Six sites have been recording demographic, procedural and immediate outcome data on all cases, using a web-based system since February 2007. A sample of data was independently audited for validity and data completeness. In 2006, participants categorized 84 procedure types into 6 categories by anticipated risk of an adverse event (AE). Consensus and empirical methods were used to determine final procedure risk categories, based on the outcomes: any AE (level 1 to 5); AE level 3, 4, or 5; and death or life-threatening event (level 4 or 5). The final models were then evaluated for validity in a prospectively collected data set between May 2008 and December 31, 2009. Between February 2007 and April 2008, 3756 cases were recorded, 558 (14.9%) with any AE; 226 (6.0%) level 3, 4, or 5; and 73 (1.9%) level 4 or 5. General estimating equations models using 6 consensus-based risk categories were moderately predictive of AE occurrence (c-statistics: 0.644, 0.664, and 0.707).

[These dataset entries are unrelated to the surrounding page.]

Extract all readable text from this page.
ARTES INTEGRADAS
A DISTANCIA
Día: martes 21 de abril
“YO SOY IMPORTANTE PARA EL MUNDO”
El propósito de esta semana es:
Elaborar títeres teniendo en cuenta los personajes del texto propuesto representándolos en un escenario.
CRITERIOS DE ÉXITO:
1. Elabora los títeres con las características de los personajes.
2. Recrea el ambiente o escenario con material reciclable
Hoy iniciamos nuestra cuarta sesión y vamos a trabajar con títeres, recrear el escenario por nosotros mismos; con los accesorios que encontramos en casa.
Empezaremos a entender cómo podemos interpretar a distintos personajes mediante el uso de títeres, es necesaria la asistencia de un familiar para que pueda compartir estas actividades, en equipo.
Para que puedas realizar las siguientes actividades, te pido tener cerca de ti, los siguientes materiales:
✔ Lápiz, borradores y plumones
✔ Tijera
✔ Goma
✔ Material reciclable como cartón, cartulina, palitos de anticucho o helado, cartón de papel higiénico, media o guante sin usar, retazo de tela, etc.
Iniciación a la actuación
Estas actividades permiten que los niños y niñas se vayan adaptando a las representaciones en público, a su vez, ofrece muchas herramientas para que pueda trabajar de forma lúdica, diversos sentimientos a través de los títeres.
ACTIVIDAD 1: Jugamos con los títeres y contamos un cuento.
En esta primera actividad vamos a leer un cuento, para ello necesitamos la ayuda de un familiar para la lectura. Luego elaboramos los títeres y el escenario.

The participant panel made adjustments based on the collected empirical data supported by clinical judgment. These decisions yielded 4 procedure risk categories; the final models had improved discrimination, with c-statistics of 0.699, 0.725, and 0.765. Similar discrimination was observed in the performance data set (n=7043), with c-statistics of 0.672, 0.708, and 0.721.

CONCLUSIONS:

Procedure-type risk categories are associated with different complication rates in our data set and could be an important variable in risk adjustment models for pediatric catheterization.